Before I start to extoll the virtues of a small trainer from a small circuit with a small pool of owners with a small horse … let me take a second to make 2 points very very very clear:

#1- Can we all stop with the “Quality Road for President” bumper stickers? Ok, so none were actually printed (at least that I’ve seen), but people need to realize that he’s not going to be Champion 3yo. He’s got the same shot at it as I Want Revenge and/or Dunkirk right now – hey, maybe they can all three share it? Seriously, though, Quality Road is a good racehorse (record is now 6-4-1-1), but he’s a sprinter – let him be a sprinter (same with Warrior’s Reward for that matter). Now Champion Sprinter next year? Those are honors I can see either QR or WR taking … easily!

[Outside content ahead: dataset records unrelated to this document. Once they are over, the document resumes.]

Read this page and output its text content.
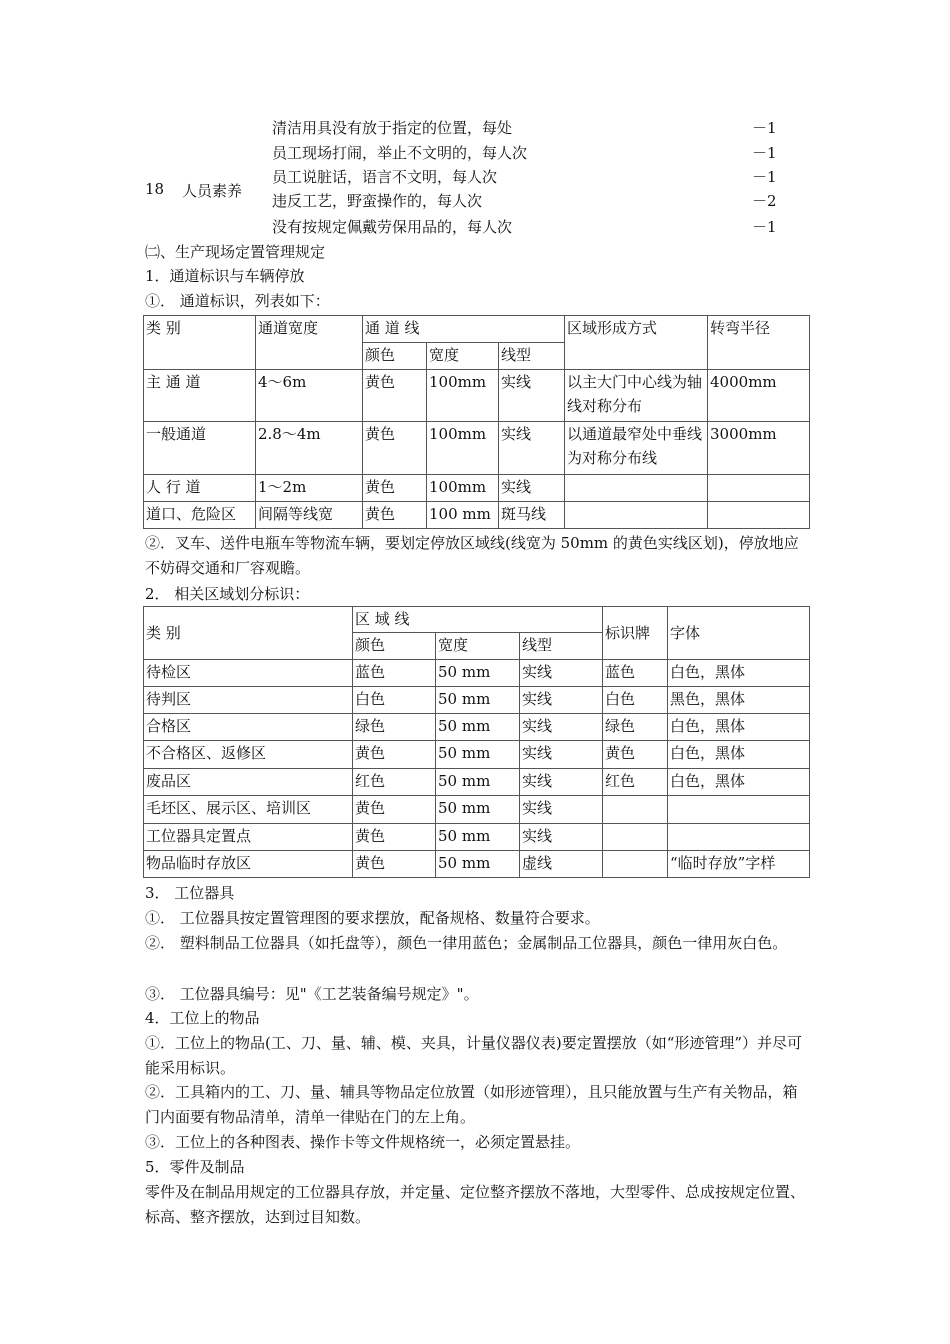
18 人员素养
清洁用具没有放于指定的位置，每处	－1
员工现场打闹，举止不文明的，每人次	－1
员工说脏话，语言不文明，每人次	－1
违反工艺，野蛮操作的，每人次	－2
没有按规定佩戴劳保用品的，每人次	－1
㈡、生产现场定置管理规定
1．通道标识与车辆停放
①． 通道标识，列表如下：
类 别	通道宽度	通 道 线			区域形成方式	转弯半径
		颜色	宽度	线型		
主 通 道	4～6m	黄色	100mm	实线	以主大门中心线为轴线对称分布	4000mm
一般通道	2.8～4m	黄色	100mm	实线	以通道最窄处中垂线为对称分布线	3000mm
人 行 道	1～2m	黄色	100mm	实线		
道口、危险区	间隔等线宽	黄色	100 mm	斑马线		
②．叉车、送件电瓶车等物流车辆，要划定停放区域线(线宽为 50mm 的黄色实线区划)，停放地应不妨碍交通和厂容观瞻。
2． 相关区域划分标识：
类 别	区 域 线			标识牌	字体
	颜色	宽度	线型		
待检区	蓝色	50 mm	实线	蓝色	白色，黑体
待判区	白色	50 mm	实线	白色	黑色，黑体
合格区	绿色	50 mm	实线	绿色	白色，黑体
不合格区、返修区	黄色	50 mm	实线	黄色	白色，黑体
废品区	红色	50 mm	实线	红色	白色，黑体
毛坯区、展示区、培训区	黄色	50 mm	实线		
工位器具定置点	黄色	50 mm	实线		
物品临时存放区	黄色	50 mm	虚线		“临时存放”字样
3． 工位器具
①． 工位器具按定置管理图的要求摆放，配备规格、数量符合要求。
②． 塑料制品工位器具（如托盘等），颜色一律用蓝色；金属制品工位器具，颜色一律用灰白色。
③． 工位器具编号：见"《工艺装备编号规定》"。
4．工位上的物品
①．工位上的物品(工、刀、量、辅、模、夹具，计量仪器仪表)要定置摆放（如“形迹管理”）并尽可能采用标识。
②．工具箱内的工、刀、量、辅具等物品定位放置（如形迹管理），且只能放置与生产有关物品，箱门内面要有物品清单，清单一律贴在门的左上角。
③．工位上的各种图表、操作卡等文件规格统一，必须定置悬挂。
5．零件及制品
零件及在制品用规定的工位器具存放，并定量、定位整齐摆放不落地，大型零件、总成按规定位置、标高、整齐摆放，达到过目知数。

#2- We had a great Travers without the Derby and Preakness winners. With the way everyone was talking, you’d have thought that was an impossible feat. Mine That Bird: Oh, the horror of a trainer not taking his star off antibiotics just because there’s a race! Rachel Alexandra: Oh, the insanity of a trainer choosing a different spot for his horse because she could be the best in the world and he wants to prove it! But it did happen and anyone who wants to say otherwise can cash my winning tickets. It was a very evenly matched field – you had 6 stakes winners combined for 10 graded stakes (2xG1, 7xG2, 3xG1) and could make a case for literally every horse to win (and the one no one had faith in – Hold Me Back – astonishes for second). It was a good race on paper, it proved to be a good race as they ran, and it will be a good race to look back on.

So back to Summer Bird.

According to the National Weather Service’s Hurricane Center, this year has seen one of the lowest instances of tropical depressions on record (don’t believe me? click here). Well, the 2009 hurricane season officially started on June 1 and someone apparently told this to Tim Ice and his Summer Bird.

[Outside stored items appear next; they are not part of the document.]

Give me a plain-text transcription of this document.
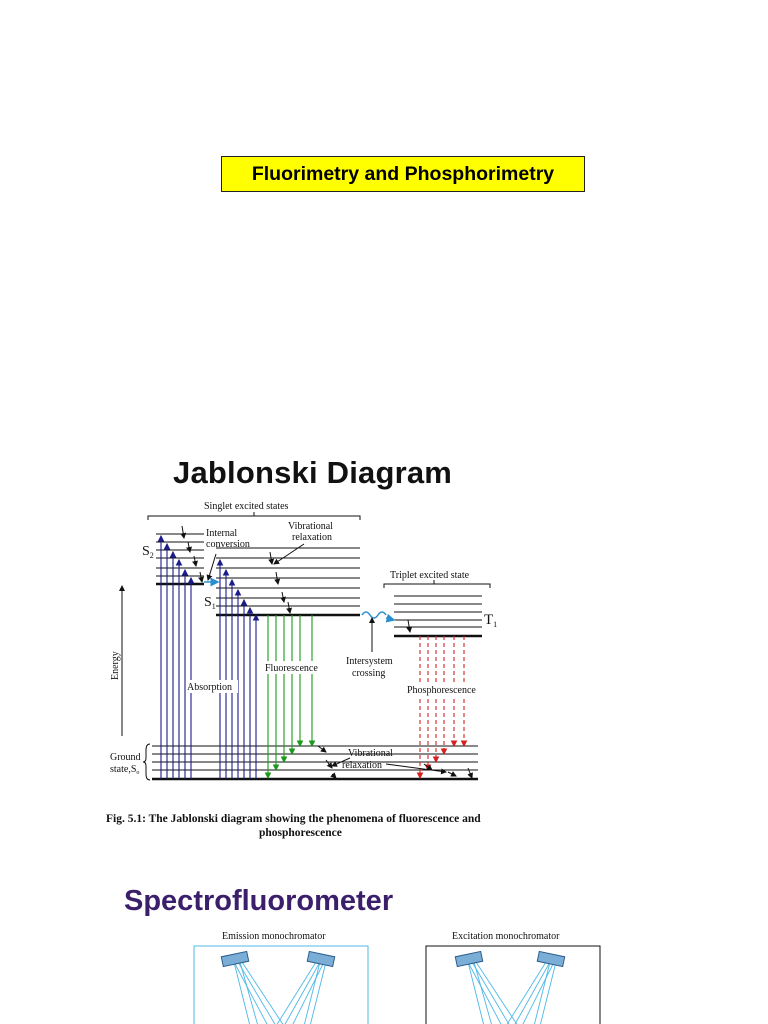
Fluorimetry and Phosphorimetry
Jablonski Diagram
Singlet excited states
$S_2$
$S_1$
Internal conversion
Vibrational relaxation
Triplet excited state
$T_1$
Intersystem crossing
Energy
Ground $state,S_o$
Absorption
Fluorescence
Phosphorescence
Vibrational relaxation
Fig. 5.1: The Jablonski diagram showing the phenomena of fluorescence and
phosphorescence
Spectrofluorometer
Emission monochromator	Excitation monochromator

After a dismal trip left him 6th in the Kentucky Derby, Summer Bird comes back a month later in the Belmont and simply takes flight. For those who thought “the other Birdstone” was just a flash in the pan (if you can call a G1 winner such a thing), he’s proving his salt time and time again – the Belmont was followed by a shocking all-but on the lead 2nd in the Haskell and now a very nice win in yet another G1.

As my friend Jennie Rees of Louisville’s Courier-Journal pointed out, Summer Bird is the only 2xG1 winner of the 3yo crop. That says something. Ok, that says a lot in my book. This is by no means a stellar crop of horses (personally, I count 2007 as the last of the really good ones: Street Sense, Hard Spun, Indian Blessing, etc.), but a sub-spectacular crop pretty much ensures very evenly matched racing, so for a horse to get 3 great races in a row (let alone win the 2 biggest) means something. Now that doesn’t mean I think we’ll be calling Summer Bird one of the sport’s best in 20 years – but so far he’s proving to be one of the best of his generation and that ain’t easy to do.

The Kentucky Derby is a lot of horses, a lot of jostling, a lot of noise – all things that can do great mental damage to a horse.

But congrats to Tim Ice for seeing that, indeed, his horse was different after the Kentucky Derby. And even bigger congrats for turning him into the Horse of the Summer.

Now the inevitable question: Can he turn Summer Bird into the Horse of the Year (or at least 3yo Champion)?